My contribution to the festivities: this stacked-super-high quesadilla pie, stuffed with all of my favorite quesadilla/taco/burrito fillings.
Quesadilla pie came about thanks to my indecision about what to put in my regular quesadilla. And that’s when the lightbulb clicked: everything!. I had accidentally bought low-carb, low-cal tortillas, so it seemed like a great excuse to pile it all on high.
And folks, this was so good. I was dubious about the “pie” part, since it seemed like it should fall to pieces once sliced, but if you let it cool for a just a bit, to let the melty cheese firm up and trap all the goodies within, each piece can be consumed by hand … like the best savory hand pie you’ve ever had.
Quesadilla pie, ready to go into the oven!
Oh my melty yum goodness.
Happy Cinco de Mayo! ¡Arriba, arriba, ándale ándale! (Anyone remember that?) ¡Olé!
- 1 can refried black beans
- 1/4 cup sour cream
- 1 lime
- 2 tablespoons chopped cilantro
- 1/2 cup guacamole prepared or homade
- 1/2 cup pico de gallo
- 1/4 cup corn kernels thaw if frozen
- 1/4 cup diced red bell peppers
- 1/4 cup diced poblano pepper
- 1/2 jalapeno pepper minced
- 1 heaping teaspoon capers non pareil
- 5 flour tortillas medium; larger than soft tacos but smaller than burrito wraps
- 1/2 cup grated "quesadilla" cheese
- 1/4 cup grated cheddar cheese
- 2 scallions chopped
Preheat the oven to 400°F. Line a baking sheet with parchment paper.
Heat the refried beans in a small pot over medium. Add 1 tablespoon sour cream, a squeeze from half of the lime, and a pinch of the cilantro. Stir well, and then lower heat to keep warm.

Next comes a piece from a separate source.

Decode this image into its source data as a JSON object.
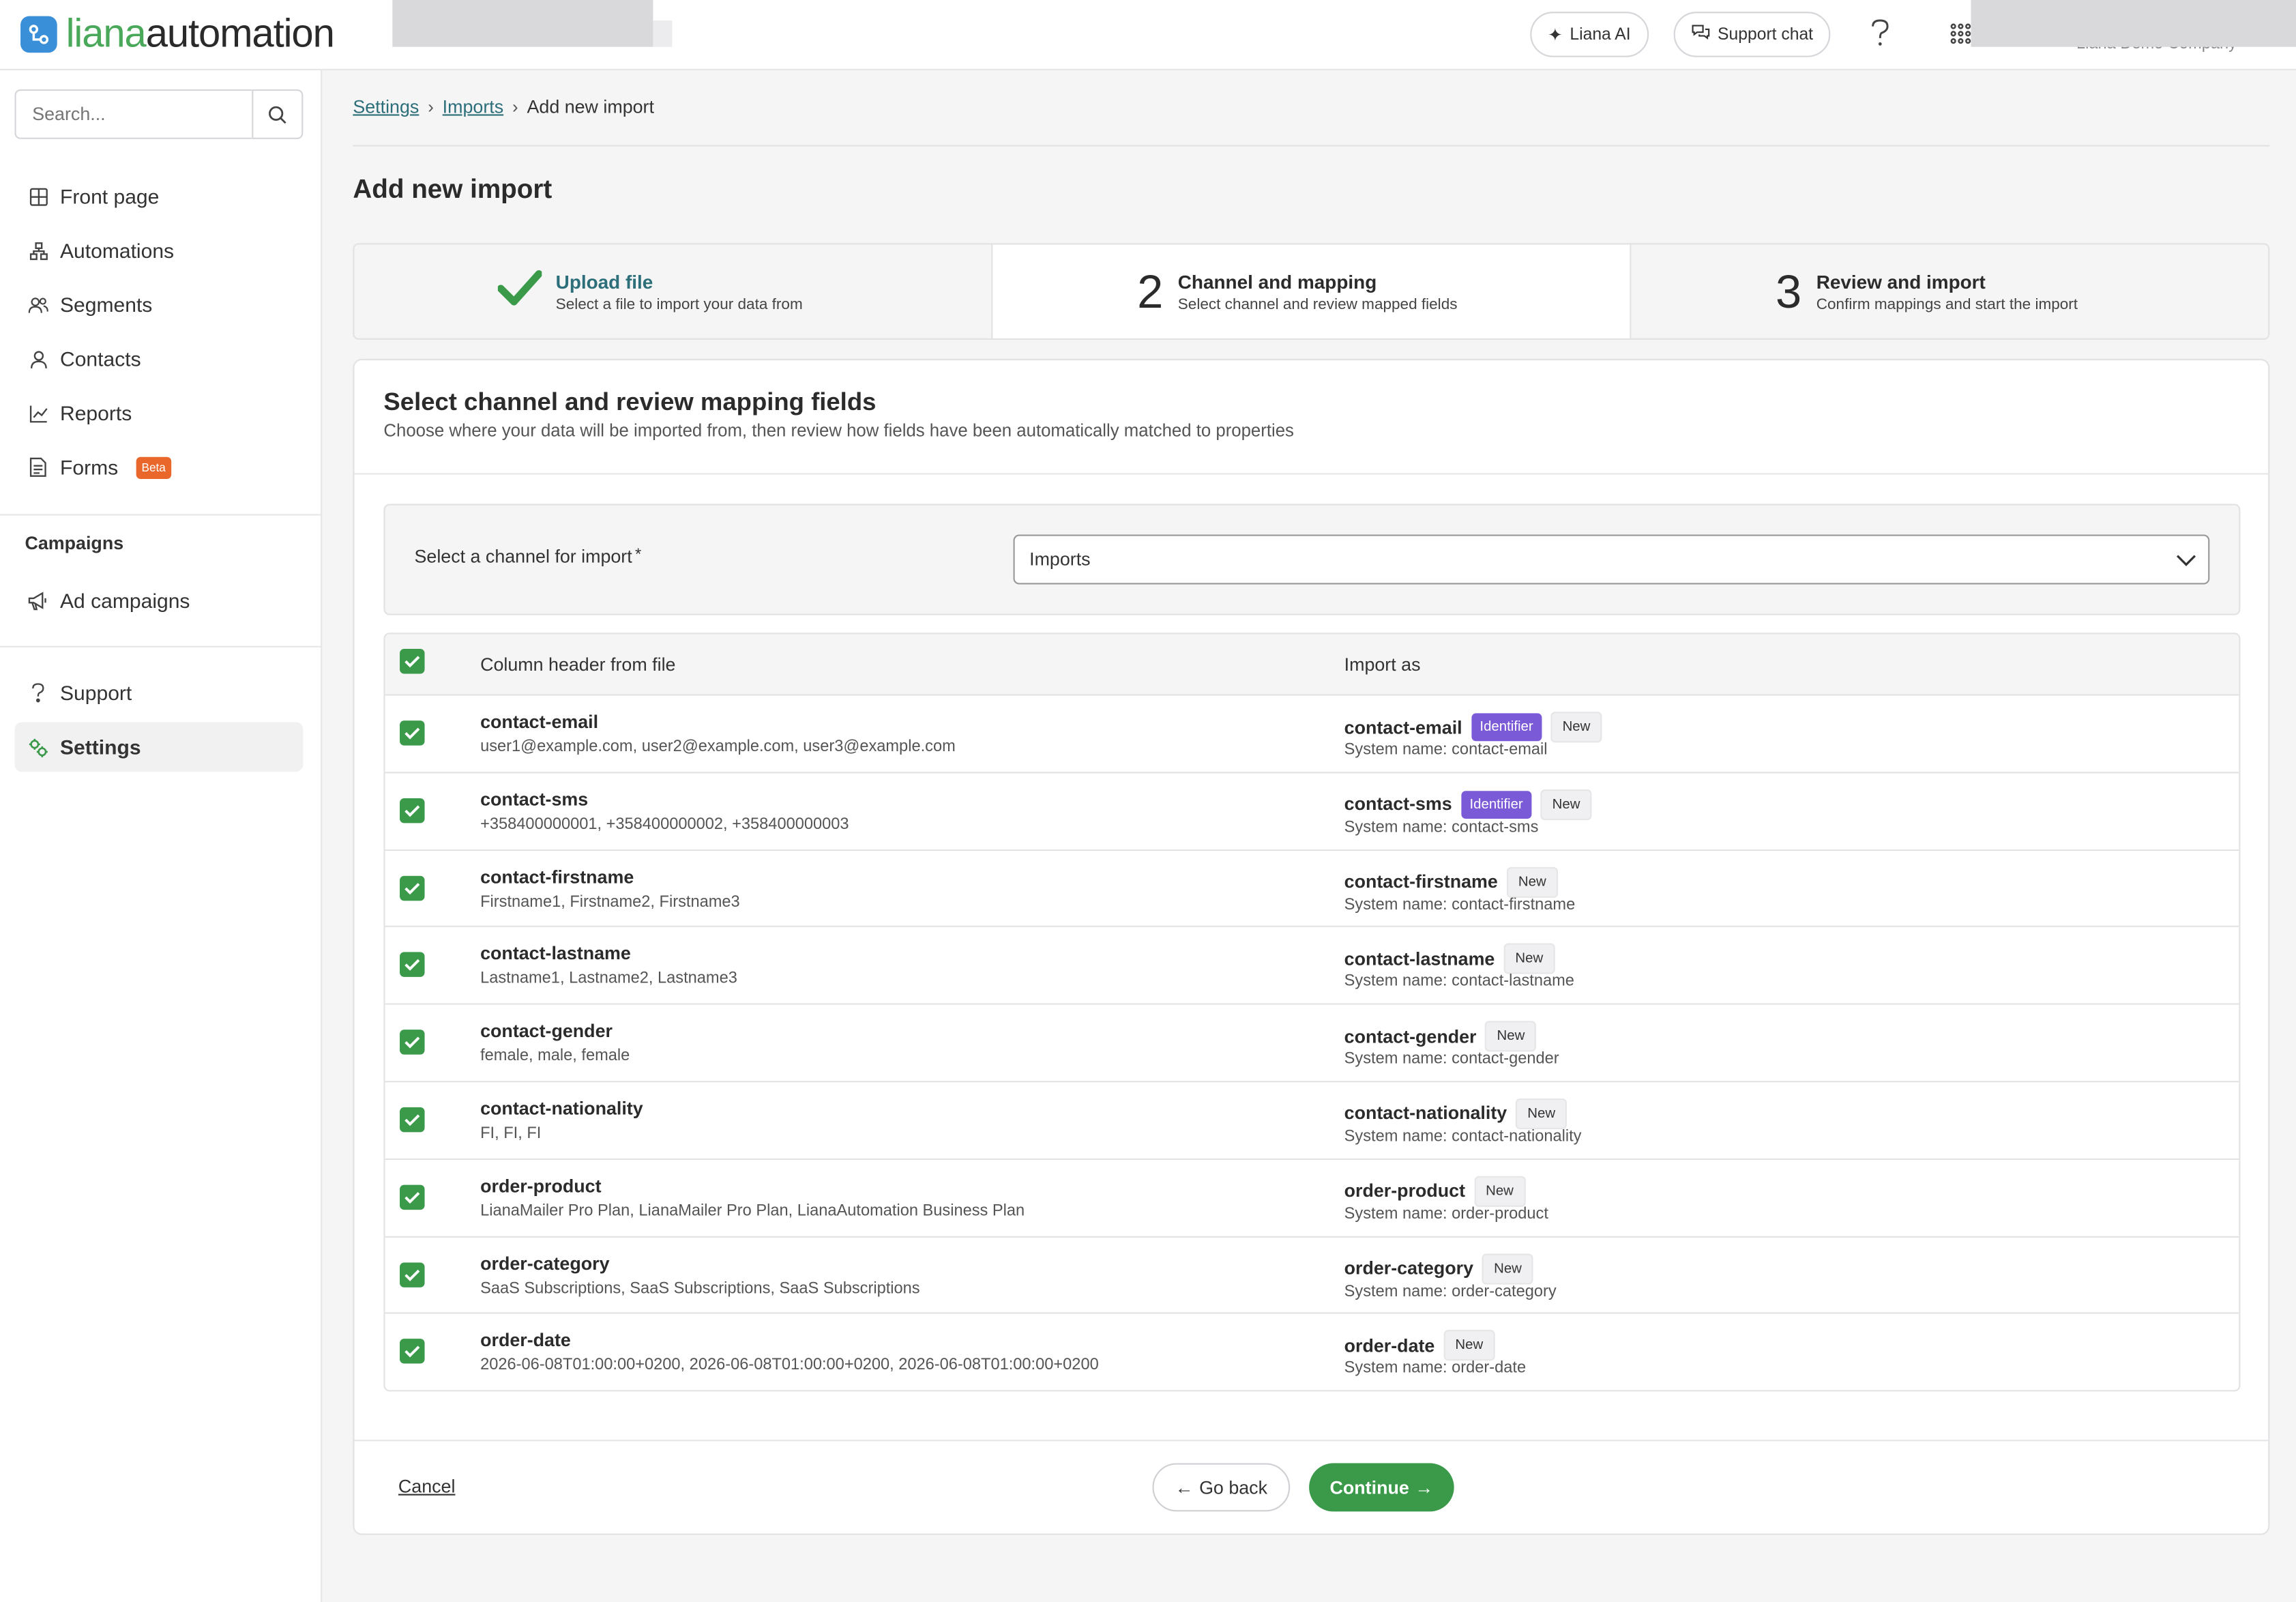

If the pico de gallo is liquidy, drain (for extra flavor, add the drained tomato water to the refried beans). Place the pico de gallo in a small bowl and add the corn, plus a pinch of cilantro.
In another small bowl, add the three peppers plus the capers, and a pinch of cilantro and a squeeze of lime.
Place one tortilla in the center of the parchment paper-lined baking sheet. Use an offset spatula to spread the refried black beans over the tortilla, leaving a 1/4" margin along the edges. Sprinkle a bit of the quesadilla cheese over the black beans.
Layer a second tortilla over the refried black beans.
Wipe the spatula clean, and spread the guacamole over the second tortilla.
Layer a third tortilla over the guacamole.
Spread a thin layer of sour cream over the third tortilla, then add the tomato/corn mixture, spreading it evenly over the sour cream. Sprinkle some of the quesadilla cheese on top.
Layer a fourth tortilla over the tomato/corn mixture.
Spread a thin layer of sour cream over the fourth tortilla, then add the pepper mixture, spreading it evenly over the sour cream. Sprinkle the remaining quesadilla cheese on top.
Layer the fifth tortilla over the pepper mixture.
Sprinkle the cheddar cheese over the fifth tortilla, along with the scallions and the remaining cilantro.
Bake for 10 to 15 minutes, until the cheese is melted. Remove from the oven and let rest for several minutes. Use a very sharp, thin-bladed knife (like a paring knife) to slice like a pie.